I ordered some shirts online but when I received an email from Evri saying they were on the way I noticed the first line of delivery address was missing so the delivery was sure to fail. I went to the Evri website but they don't allow you to change the delivery address. However they do allow you to designate a neighbour to accept delivery if you are out. So I just set myself up as my neighbour. Just because two labels are different it doesn't mean they cannot refer to the same object!

When Bertrand Russell announced his first child, a friend said, “Congratulations, Bertie! Is it a girl or a boy?”

Russell said, “Yes, of course. What else could it be?”

- A (probably apocryphal) logic joke from the Futility Closet futilitycloset.com/2019/03/23/

'President for Life' can be compatible with democracy but only if 'Life' is treated as a free variable that the people get to chose the value of.

The term 'President for Life' should be regarded a death sentence rather than a job title.

Earlier today I spent 2 hours trying to find a bug in some simple code I had just written. At one point I was doubting my sanity. Eventually I found that I had made a simple error in the data I was using to test the code and that the code itself was OK.

After 4 decades of programming I can still make beginner's mistakes but my experience gets me to the solution eventually whereas a beginner would have given up long before.

"Ehrenfest tells me many details from Niels Bohr's Gedankenküche [though kitchen]". From a postcard sent by Albert Einstein to Max Planck in 1919 as quoted in "Subtle is the Lord ..." by Abraham Pais.

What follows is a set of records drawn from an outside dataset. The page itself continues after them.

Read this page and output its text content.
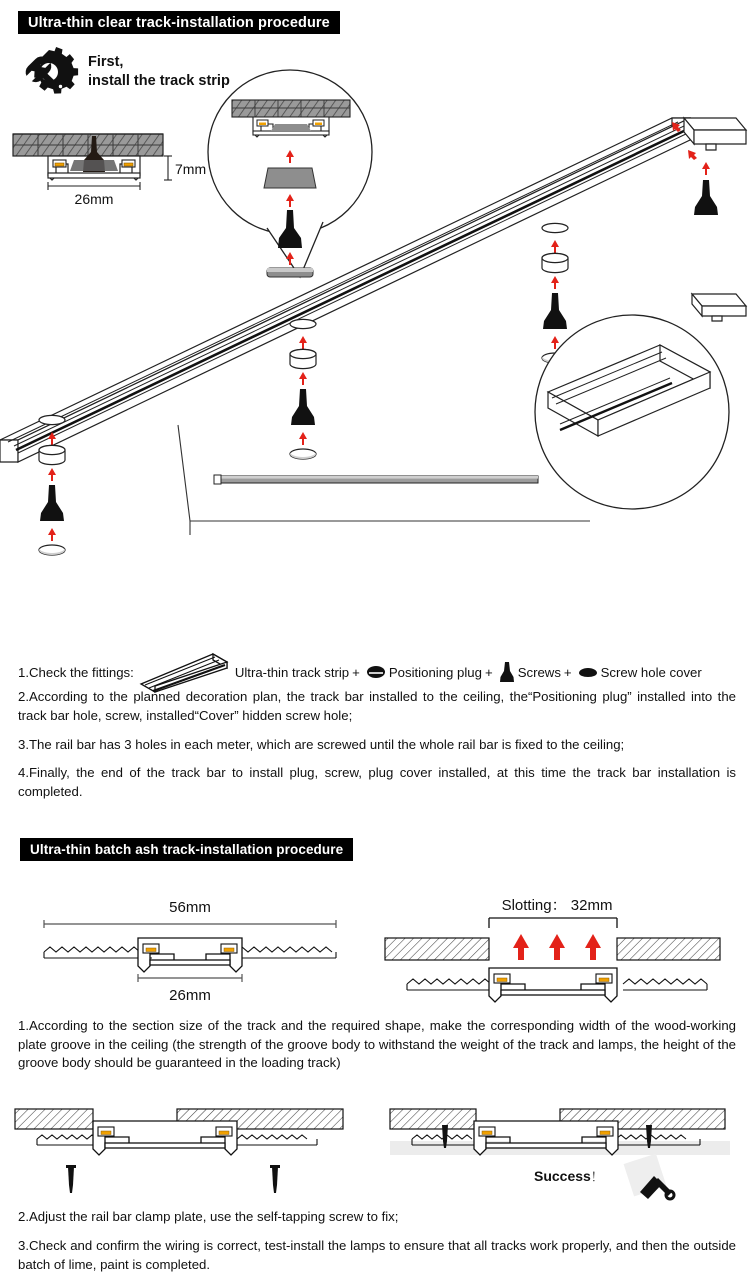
Ultra-thin clear track-installation procedure
First,
install the track strip
7mm
26mm
1.Check the fittings:	Ultra-thin track strip + Positioning plug + Screws + Screw hole cover
2.According to the planned decoration plan, the track bar installed to the ceiling, the“Positioning plug” installed into the track bar hole, screw, installed“Cover” hidden screw hole;
3.The rail bar has 3 holes in each meter, which are screwed until the whole rail bar is fixed to the ceiling;
4.Finally, the end of the track bar to install plug, screw, plug cover installed, at this time the track bar installation is completed.
Ultra-thin batch ash track-installation procedure
56mm
26mm
Slotting： 32mm
1.According to the section size of the track and the required shape, make the corresponding width of the wood-working plate groove in the ceiling (the strength of the groove body to withstand the weight of the track and lamps, the height of the groove body should be guaranteed in the loading track)
Success！
2.Adjust the rail bar clamp plate, use the self-tapping screw to fix;
3.Check and confirm the wiring is correct, test-install the lamps to ensure that all tracks work properly, and then the outside batch of lime, paint is completed.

I do like the idea of a 'thought kitchen'.

Whenever I read or hear of someone using the term 'web stack' or 'technology stack' I think of Walt Disney's 'Pyramid of Pachyderms': youtube.com/watch?v=bDveEH0N3S.

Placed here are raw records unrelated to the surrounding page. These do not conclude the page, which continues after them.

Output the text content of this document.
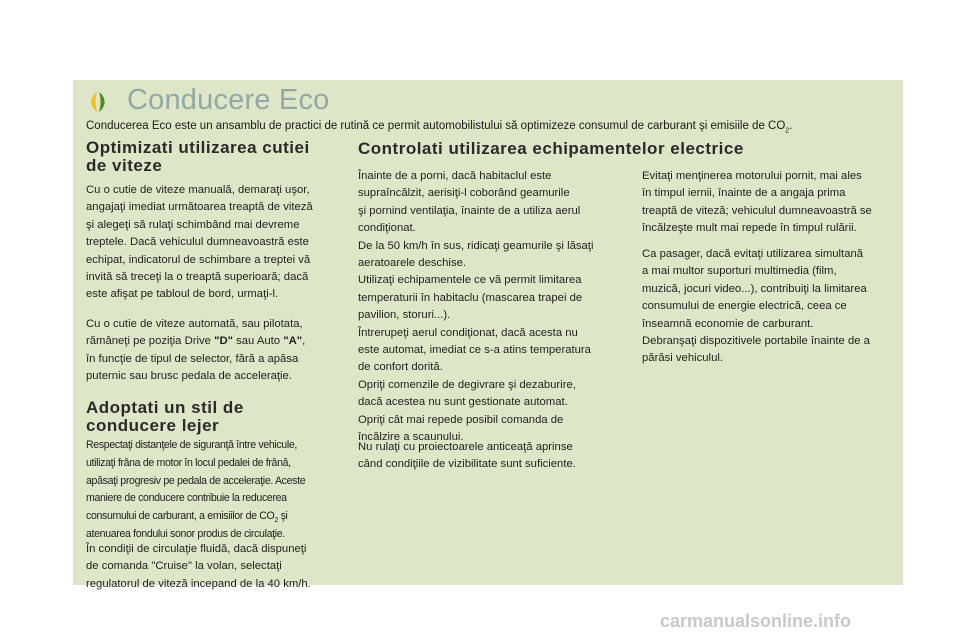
Conducere Eco
Conducerea Eco este un ansamblu de practici de rutină ce permit automobilistului să optimizeze consumul de carburant şi emisiile de $CO_2$.
Optimizati utilizarea cutiei
de viteze
Cu o cutie de viteze manuală, demaraţi uşor,
angajaţi imediat următoarea treaptă de viteză
şi alegeţi să rulaţi schimbând mai devreme
treptele. Dacă vehiculul dumneavoastră este
echipat, indicatorul de schimbare a treptei vă
invită să treceţi la o treaptă superioară; dacă
este afişat pe tabloul de bord, urmaţi-l.
Cu o cutie de viteze automată, sau pilotata,
rămâneţi pe poziţia Drive "D" sau Auto "A",
în funcţie de tipul de selector, fără a apăsa
puternic sau brusc pedala de acceleraţie.
Adoptati un stil de
conducere lejer
Respectaţi distanţele de siguranţă între vehicule,
utilizaţi frâna de motor în locul pedalei de frână,
apăsaţi progresiv pe pedala de acceleraţie. Aceste
maniere de conducere contribuie la reducerea
consumului de carburant, a emisiilor de $CO_2$ şi
atenuarea fondului sonor produs de circulaţie.
În condiţii de circulaţie fluidă, dacă dispuneţi
de comanda "Cruise" la volan, selectaţi
regulatorul de viteză incepand de la 40 km/h.
Controlati utilizarea echipamentelor electrice
Înainte de a porni, dacă habitaclul este
supraîncălzit, aerisiţi-l coborând geamurile
şi pornind ventilaţia, înainte de a utiliza aerul
condiţionat.
De la 50 km/h în sus, ridicaţi geamurile şi lăsaţi
aeratoarele deschise.
Utilizaţi echipamentele ce vă permit limitarea
temperaturii în habitaclu (mascarea trapei de
pavilion, storuri...).
Întrerupeţi aerul condiţionat, dacă acesta nu
este automat, imediat ce s-a atins temperatura
de confort dorită.
Opriţi comenzile de degivrare şi dezaburire,
dacă acestea nu sunt gestionate automat.
Opriţi cât mai repede posibil comanda de
încălzire a scaunului.
Nu rulaţi cu proiectoarele anticeaţă aprinse
când condiţiile de vizibilitate sunt suficiente.
Evitaţi menţinerea motorului pornit, mai ales
în timpul iernii, înainte de a angaja prima
treaptă de viteză; vehiculul dumneavoastră se
încălzeşte mult mai repede în timpul rulării.
Ca pasager, dacă evitaţi utilizarea simultană
a mai multor suporturi multimedia (film,
muzică, jocuri video...), contribuiţi la limitarea
consumului de energie electrică, ceea ce
înseamnă economie de carburant.
Debranşaţi dispozitivele portabile înainte de a
părăsi vehiculul.
carmanualsonline.info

When I was being taught calculus (back in the 70's) one of the students absolutely refused to accept the use of inifinity in the epsilon-delta presentation and the teacher got quite annoyed at this. I have often though since then that the teacher would have done better to explain it in terms of generalised decimal expansions. I didn't know that the young Newton would have also explained it this way.

"It is fairly well known that Newton's original 1665 version of the calculus was different from the one we learn today; its essence was the manipulation of power series, which Newton likened to the manipulation of decimal expansions in arithmetic." - From the Preface of Visual Complex Analysis by Tristan Needham.